I finally got a chance to scan in the cover of my wonderful valentine's present. It is this book
I don't know whether the page below can be read clearly but it was published in 1880. This is the earliest knitting book I have.
and contains two hundred and sixteen RECEIPTS (or patterns to us. I don't actually know why they were called receipts - does anyone else know?)
What I really love is it is signed presumably by the owner on January 30th 1881.

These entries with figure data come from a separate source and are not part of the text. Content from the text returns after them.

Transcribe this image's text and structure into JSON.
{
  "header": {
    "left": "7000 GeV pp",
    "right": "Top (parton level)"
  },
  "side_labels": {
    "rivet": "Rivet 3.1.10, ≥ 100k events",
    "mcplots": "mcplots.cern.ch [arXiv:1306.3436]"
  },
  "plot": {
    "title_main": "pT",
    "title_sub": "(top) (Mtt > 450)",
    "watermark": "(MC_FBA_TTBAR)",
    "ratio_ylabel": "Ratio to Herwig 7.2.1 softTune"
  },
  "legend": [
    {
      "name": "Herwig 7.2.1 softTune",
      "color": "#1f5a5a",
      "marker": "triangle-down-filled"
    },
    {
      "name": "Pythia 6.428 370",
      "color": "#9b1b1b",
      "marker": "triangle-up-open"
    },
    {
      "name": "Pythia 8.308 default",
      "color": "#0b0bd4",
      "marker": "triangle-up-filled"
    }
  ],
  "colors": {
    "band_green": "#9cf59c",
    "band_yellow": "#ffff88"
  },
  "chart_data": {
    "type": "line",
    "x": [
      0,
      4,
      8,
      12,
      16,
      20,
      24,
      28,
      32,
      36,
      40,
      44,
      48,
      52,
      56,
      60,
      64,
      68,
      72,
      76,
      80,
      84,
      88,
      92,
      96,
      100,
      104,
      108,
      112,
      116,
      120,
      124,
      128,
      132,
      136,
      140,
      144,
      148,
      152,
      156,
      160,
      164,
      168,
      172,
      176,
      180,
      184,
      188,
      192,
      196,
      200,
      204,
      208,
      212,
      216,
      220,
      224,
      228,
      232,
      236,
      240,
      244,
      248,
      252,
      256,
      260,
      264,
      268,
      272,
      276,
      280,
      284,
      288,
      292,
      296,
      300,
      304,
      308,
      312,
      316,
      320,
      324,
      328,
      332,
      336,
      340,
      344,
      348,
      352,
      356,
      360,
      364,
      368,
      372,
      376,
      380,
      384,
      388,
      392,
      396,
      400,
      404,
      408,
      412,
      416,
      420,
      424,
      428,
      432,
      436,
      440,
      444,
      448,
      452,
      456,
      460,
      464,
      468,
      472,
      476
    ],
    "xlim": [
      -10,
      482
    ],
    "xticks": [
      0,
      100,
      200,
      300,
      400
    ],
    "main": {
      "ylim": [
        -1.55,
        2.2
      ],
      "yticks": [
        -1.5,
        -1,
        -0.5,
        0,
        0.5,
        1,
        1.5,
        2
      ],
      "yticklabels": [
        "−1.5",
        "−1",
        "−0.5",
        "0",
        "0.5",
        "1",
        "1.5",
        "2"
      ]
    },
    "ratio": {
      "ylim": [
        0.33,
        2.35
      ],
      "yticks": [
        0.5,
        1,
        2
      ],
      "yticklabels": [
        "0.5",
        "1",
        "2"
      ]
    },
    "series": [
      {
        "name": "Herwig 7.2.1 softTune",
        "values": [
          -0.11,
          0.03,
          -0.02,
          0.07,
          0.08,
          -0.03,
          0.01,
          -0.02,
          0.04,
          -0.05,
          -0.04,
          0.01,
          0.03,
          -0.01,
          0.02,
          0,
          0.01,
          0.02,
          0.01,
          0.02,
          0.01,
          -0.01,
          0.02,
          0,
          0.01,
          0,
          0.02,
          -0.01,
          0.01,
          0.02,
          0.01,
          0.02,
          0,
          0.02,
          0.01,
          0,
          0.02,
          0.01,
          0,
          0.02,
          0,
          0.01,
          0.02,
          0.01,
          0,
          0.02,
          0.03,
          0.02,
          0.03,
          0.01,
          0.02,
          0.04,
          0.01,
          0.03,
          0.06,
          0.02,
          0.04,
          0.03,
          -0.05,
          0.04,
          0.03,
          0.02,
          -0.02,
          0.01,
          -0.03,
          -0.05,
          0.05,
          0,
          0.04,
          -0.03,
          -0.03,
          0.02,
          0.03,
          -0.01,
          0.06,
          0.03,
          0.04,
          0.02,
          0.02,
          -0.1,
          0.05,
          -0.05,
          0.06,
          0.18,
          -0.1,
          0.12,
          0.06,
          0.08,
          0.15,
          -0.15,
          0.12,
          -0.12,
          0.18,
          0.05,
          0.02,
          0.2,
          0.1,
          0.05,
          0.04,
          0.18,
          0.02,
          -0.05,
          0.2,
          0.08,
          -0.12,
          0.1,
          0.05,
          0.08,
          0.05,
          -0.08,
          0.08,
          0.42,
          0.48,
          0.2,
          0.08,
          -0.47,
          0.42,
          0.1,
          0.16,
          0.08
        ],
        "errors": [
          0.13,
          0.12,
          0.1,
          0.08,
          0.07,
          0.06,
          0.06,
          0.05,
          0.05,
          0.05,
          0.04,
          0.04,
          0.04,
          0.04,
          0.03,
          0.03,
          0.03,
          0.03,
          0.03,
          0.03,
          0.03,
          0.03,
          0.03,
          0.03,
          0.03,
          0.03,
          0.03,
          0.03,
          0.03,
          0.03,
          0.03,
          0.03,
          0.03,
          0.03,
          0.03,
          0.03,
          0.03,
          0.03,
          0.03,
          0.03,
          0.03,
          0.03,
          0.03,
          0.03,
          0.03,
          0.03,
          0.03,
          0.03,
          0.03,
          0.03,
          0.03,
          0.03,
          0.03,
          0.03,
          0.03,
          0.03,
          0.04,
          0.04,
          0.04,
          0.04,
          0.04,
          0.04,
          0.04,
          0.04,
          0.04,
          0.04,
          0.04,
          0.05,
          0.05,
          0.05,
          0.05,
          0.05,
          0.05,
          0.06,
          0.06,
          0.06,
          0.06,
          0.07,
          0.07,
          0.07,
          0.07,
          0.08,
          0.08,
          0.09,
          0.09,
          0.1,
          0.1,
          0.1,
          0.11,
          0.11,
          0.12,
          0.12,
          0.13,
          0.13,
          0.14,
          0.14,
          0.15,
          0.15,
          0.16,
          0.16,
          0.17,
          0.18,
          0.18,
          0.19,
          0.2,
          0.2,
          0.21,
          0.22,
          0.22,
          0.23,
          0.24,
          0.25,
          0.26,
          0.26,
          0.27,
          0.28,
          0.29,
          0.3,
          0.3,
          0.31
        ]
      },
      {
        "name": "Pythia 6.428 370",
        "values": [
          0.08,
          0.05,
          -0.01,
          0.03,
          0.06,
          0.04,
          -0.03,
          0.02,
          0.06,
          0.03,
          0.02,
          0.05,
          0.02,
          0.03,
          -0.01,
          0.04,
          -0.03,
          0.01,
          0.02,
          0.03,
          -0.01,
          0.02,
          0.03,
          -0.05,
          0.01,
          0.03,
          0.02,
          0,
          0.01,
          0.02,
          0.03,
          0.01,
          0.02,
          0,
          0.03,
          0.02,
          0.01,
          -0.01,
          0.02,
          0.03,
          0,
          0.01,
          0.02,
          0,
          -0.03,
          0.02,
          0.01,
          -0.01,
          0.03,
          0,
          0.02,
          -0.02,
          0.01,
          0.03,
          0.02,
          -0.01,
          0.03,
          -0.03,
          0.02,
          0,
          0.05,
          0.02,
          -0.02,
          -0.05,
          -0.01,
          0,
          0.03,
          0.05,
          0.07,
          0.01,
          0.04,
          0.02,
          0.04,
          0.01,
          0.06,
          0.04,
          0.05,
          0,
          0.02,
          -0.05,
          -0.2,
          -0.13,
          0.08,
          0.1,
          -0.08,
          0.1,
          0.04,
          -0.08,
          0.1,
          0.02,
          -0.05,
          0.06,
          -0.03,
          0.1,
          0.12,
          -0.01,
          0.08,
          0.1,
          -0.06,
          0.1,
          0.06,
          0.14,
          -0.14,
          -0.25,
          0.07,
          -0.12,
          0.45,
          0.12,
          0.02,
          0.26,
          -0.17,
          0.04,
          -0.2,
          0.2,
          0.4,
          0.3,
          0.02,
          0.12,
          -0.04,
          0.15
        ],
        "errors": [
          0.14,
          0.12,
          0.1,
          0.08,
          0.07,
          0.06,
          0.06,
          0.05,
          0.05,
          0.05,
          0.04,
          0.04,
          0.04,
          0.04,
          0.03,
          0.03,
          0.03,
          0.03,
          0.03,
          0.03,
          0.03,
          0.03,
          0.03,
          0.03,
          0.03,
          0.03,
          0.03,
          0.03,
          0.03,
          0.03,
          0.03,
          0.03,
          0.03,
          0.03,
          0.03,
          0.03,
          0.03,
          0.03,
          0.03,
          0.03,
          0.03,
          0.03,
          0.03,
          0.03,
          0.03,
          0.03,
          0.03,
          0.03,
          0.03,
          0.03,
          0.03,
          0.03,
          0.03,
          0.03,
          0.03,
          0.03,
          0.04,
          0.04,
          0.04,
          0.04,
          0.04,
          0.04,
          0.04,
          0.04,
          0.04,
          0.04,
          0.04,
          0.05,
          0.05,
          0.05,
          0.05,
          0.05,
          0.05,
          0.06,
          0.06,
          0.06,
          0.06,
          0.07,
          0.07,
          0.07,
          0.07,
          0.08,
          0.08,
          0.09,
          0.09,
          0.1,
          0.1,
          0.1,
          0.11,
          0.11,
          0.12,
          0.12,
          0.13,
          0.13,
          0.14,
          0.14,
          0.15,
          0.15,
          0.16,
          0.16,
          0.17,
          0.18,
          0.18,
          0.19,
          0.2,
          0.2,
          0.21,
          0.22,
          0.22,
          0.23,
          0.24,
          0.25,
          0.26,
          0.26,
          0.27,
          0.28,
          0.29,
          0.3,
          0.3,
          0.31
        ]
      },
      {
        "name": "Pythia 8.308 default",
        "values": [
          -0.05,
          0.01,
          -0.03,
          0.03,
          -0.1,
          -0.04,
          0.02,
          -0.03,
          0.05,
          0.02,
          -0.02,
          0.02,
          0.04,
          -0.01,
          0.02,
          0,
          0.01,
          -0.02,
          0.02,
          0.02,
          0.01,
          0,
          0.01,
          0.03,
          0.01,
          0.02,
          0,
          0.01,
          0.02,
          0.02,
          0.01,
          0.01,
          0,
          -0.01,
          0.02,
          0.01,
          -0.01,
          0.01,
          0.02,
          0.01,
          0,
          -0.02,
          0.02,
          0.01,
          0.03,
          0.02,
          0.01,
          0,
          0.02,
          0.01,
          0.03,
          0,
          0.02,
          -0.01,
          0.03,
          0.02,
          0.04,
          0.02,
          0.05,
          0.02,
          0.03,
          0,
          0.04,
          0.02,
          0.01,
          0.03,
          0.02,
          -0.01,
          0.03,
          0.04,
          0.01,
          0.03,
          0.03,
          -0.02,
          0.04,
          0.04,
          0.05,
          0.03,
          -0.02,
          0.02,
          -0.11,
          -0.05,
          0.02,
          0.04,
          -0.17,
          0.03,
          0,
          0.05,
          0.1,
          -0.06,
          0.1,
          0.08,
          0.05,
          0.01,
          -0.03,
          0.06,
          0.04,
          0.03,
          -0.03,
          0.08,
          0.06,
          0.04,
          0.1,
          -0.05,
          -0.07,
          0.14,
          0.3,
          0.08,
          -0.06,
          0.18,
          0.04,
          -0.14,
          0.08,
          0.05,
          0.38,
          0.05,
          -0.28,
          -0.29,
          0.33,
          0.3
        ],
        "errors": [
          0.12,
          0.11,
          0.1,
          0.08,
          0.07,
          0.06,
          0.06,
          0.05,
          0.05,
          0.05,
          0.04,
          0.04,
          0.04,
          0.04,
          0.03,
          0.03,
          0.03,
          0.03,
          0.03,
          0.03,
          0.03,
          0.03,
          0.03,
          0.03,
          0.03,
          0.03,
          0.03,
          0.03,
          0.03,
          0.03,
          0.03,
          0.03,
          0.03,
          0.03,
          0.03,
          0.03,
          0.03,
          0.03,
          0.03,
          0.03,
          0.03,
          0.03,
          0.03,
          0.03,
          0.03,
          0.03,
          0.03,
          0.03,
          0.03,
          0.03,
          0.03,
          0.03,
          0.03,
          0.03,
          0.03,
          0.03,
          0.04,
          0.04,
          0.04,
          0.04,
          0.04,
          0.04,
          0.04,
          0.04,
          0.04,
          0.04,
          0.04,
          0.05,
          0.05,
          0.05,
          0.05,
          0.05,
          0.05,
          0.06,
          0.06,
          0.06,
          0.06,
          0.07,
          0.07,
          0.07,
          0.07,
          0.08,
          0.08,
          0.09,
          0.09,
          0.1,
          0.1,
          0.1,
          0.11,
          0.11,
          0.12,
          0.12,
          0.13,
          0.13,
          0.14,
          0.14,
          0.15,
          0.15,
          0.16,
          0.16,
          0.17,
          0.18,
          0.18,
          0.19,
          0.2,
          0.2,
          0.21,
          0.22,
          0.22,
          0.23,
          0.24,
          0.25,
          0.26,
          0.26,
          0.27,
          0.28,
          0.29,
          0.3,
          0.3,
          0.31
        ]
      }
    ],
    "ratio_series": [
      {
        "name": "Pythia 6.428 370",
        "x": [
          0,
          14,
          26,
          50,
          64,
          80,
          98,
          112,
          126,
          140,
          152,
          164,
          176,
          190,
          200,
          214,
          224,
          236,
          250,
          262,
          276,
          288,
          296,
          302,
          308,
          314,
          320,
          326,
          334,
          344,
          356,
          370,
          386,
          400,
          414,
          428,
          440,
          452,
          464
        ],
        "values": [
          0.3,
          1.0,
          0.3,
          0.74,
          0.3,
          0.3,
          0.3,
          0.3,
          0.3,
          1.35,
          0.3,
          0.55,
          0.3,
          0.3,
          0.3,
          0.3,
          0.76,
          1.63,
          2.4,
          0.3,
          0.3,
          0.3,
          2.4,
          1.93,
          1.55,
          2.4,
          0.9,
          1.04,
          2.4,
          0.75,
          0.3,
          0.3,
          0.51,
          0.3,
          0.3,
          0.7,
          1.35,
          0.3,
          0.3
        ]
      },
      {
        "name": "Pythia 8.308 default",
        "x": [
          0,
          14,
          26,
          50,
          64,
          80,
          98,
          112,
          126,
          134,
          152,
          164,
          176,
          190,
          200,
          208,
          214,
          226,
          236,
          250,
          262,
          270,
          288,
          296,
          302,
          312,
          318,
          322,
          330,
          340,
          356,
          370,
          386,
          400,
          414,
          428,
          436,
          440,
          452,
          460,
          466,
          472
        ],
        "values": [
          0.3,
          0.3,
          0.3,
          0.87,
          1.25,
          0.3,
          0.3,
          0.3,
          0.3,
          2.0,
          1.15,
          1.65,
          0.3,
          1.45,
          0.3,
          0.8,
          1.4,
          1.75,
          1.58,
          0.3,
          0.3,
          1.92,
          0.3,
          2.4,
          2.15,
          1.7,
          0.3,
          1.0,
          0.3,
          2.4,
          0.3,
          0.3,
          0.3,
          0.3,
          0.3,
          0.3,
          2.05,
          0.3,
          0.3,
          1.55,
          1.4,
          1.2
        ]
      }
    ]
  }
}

There are very few pictures but patterns for things such as a gentleman's muffatee and an opera cloak - you would have to be very brave to embark on knitting a cloak without even a picture to see whether you like it or not. There is also a pattern for a Tippet, which goes as follows:
"Useful little presents to poor children or as school rewards and can be made in the following way:
Take any soft wool (scarlet or any bright colour) and cast on about 27sts, using coarse wooden pins, not finer than size 2. Then wool forward, slip 1, knit 2 together. Knit every row alike.
Knit till long enough and cast off.
They can either tie round the throat, or fasten with a button or elastic. They are warm and quickly made".
I do love the way the patterns aren't prescriptive, just a guide really, and leave the knitter to find their own way to a great extent. There are other guides in the book, such as what to do if you have plump arms and a pattern for a 'Scotch Cap for pence'.
I think I shall make myself a Tippet but I'm not so sure about the Scotch Cap.